I had heard much of Japan’s cherry blossom time before I moved to Japan in the early 1980s, but I had lived in southern California too long to expect much show from spring. So I wasn’t disappointed, my first spring in Kyoto, when the cold wind and rain beat the blossoms to the ground almost as soon as they appeared.
The next spring was a long time in coming. It had been a brutal winter and it lingered late into April. Even the cherry blossoms remained tightly furled against the cold. But suddenly one day it was warm and dry and clear and the cherries were waiting. They exploded like pink fireworks. Overnight, every branch was loaded with blossoms and the air flickered with the drifting pink petals. The air stream from passing cars and buses whirled the petals piled in the street high into the air, like confetti from a long overdue celebration. Every tree, no matter how small, seemed to host its own party. The men were red-faced from sake, the women gossiped among the bento boxes, and the children, as giddy as their parents, ran amok.
I strolled with a friend through an arcade of huge ancient cherries and was enchanted. The light coming through the dense canopy of petals was pink. Even the faint scent of the blossoms seemed pink. I reached for the petals as they drifted in the air and felt like a child reaching for dust motes. I was as giddy as anyone in the parties under the trees. And I hadn’t had any sake.
I finally understood the Japanese rapture over cherry blossoms. The coming of the blossoms meant we had survived Kyoto’s wet, raw, bitter cold. I’d flirted with pneumonia that winter, and been sicker than I’d ever remembered.

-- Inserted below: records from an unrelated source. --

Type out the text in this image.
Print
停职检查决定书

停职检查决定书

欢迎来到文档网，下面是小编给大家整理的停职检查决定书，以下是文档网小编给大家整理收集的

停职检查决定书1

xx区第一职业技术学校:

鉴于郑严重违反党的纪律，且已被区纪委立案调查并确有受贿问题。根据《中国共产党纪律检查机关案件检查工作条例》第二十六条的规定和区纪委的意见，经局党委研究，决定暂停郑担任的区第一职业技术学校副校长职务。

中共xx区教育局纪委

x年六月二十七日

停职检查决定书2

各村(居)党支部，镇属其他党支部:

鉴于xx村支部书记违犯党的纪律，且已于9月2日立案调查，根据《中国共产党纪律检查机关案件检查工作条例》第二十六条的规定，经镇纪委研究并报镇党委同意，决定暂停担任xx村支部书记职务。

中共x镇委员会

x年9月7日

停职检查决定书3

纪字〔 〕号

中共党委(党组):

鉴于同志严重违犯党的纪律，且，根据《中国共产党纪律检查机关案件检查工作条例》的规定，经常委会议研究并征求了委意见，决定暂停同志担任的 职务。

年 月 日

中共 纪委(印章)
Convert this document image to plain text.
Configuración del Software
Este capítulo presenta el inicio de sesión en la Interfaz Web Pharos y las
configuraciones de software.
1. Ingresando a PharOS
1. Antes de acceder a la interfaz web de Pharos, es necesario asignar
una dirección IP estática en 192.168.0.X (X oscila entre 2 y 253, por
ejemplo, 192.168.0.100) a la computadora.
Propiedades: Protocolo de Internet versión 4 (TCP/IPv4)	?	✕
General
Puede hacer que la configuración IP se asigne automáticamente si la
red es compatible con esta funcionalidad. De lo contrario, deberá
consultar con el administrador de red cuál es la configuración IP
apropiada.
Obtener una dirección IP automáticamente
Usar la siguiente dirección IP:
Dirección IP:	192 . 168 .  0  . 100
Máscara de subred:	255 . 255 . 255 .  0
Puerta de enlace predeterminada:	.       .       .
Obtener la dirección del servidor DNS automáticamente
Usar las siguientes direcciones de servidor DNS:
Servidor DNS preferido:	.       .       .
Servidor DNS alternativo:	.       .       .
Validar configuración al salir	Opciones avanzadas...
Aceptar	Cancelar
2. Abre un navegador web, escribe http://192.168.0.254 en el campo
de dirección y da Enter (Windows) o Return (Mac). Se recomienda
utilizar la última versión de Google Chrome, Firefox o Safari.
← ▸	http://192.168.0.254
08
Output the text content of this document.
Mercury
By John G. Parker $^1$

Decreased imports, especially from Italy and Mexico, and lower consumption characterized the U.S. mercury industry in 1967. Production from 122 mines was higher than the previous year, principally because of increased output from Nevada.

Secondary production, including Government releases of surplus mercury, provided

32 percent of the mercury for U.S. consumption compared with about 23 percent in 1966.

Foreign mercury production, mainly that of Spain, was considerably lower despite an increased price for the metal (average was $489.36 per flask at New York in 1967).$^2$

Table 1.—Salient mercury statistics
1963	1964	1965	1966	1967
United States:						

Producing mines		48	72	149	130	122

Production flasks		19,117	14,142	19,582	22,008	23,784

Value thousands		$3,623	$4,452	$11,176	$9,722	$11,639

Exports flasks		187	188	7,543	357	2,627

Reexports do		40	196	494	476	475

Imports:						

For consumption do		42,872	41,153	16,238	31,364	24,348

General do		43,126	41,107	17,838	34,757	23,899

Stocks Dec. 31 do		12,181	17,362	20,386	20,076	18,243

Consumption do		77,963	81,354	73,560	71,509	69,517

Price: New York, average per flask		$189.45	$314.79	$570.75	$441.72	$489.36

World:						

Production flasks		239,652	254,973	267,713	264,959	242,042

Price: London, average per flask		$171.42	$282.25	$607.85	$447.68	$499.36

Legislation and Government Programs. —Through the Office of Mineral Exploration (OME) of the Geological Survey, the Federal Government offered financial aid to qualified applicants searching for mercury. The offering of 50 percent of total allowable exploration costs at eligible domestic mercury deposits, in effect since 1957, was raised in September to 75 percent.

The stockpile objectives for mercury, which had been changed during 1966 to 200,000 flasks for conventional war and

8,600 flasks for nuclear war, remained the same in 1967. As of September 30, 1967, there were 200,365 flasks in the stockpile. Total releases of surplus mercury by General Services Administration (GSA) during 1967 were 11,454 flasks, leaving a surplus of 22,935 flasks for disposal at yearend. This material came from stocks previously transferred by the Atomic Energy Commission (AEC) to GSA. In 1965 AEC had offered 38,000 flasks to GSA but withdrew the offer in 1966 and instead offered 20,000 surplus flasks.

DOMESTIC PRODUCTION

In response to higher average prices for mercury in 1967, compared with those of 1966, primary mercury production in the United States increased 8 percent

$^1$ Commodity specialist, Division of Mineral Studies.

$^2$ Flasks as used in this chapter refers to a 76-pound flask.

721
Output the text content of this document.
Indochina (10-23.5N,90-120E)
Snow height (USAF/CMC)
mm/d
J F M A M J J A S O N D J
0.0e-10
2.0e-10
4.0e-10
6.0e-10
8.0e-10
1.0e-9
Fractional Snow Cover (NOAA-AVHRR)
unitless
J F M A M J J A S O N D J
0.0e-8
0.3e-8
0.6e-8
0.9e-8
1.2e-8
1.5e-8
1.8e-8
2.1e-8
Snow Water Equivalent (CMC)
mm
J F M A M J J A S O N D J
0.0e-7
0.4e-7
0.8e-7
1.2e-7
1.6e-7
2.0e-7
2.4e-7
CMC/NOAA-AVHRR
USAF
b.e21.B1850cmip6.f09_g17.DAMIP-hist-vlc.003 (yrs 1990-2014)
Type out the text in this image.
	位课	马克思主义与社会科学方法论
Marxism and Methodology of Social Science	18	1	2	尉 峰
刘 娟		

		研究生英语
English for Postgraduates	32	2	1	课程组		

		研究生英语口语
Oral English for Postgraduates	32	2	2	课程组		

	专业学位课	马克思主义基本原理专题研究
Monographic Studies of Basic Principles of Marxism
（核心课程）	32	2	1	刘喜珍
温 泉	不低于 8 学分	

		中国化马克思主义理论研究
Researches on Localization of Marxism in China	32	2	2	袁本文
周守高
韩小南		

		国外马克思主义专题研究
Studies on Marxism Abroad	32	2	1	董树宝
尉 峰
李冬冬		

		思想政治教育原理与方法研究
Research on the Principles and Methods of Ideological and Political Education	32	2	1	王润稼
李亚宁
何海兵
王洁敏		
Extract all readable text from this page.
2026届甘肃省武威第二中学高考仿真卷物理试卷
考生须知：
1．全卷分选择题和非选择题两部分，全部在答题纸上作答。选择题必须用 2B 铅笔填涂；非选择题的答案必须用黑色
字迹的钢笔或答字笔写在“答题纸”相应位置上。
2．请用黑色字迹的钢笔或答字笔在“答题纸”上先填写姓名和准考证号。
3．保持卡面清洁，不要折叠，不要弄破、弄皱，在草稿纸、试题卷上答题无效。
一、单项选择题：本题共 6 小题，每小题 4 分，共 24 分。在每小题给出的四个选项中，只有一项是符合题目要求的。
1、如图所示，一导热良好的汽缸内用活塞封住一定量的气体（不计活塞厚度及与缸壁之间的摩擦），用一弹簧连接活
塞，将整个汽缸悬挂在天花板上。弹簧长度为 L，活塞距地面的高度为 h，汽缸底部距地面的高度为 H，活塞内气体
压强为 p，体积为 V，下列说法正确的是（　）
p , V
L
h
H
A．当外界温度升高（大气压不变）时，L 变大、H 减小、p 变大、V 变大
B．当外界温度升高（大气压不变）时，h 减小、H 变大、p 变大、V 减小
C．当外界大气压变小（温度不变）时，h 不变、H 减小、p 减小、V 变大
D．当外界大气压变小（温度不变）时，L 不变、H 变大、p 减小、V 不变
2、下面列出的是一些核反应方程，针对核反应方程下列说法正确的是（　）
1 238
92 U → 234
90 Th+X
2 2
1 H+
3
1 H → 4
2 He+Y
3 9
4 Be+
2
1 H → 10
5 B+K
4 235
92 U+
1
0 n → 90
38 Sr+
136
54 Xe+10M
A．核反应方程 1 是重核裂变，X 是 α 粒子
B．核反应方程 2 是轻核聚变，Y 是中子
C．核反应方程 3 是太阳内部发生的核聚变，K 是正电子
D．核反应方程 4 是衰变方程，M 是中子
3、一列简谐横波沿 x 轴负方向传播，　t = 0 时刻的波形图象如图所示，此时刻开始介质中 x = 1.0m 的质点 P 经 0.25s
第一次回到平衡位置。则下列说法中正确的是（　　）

The friend I lived with had been away on a business trip, so I had been alone through the worst of it, with only dark thoughts of the possibility of my death haunting me. I had recovered slowly. I’d finally been able to venture out in February when the flowering plums were blossoming under snow-capped temple tiles. But they had only hinted at spring. The cherry blossoms gave us a guarantee: Winter was over. Joy was in order.
Every year when the cherry trees bloom here in the Northwest, I remember that spring in Japan, when I was glad to still be alive. I remember walking through fragrant pink air eating mochi, sweet rice cakes, wrapped in scented leaves from the sakura, the cherry trees. And in my heart, I reach again for the petals falling through the warm pink light.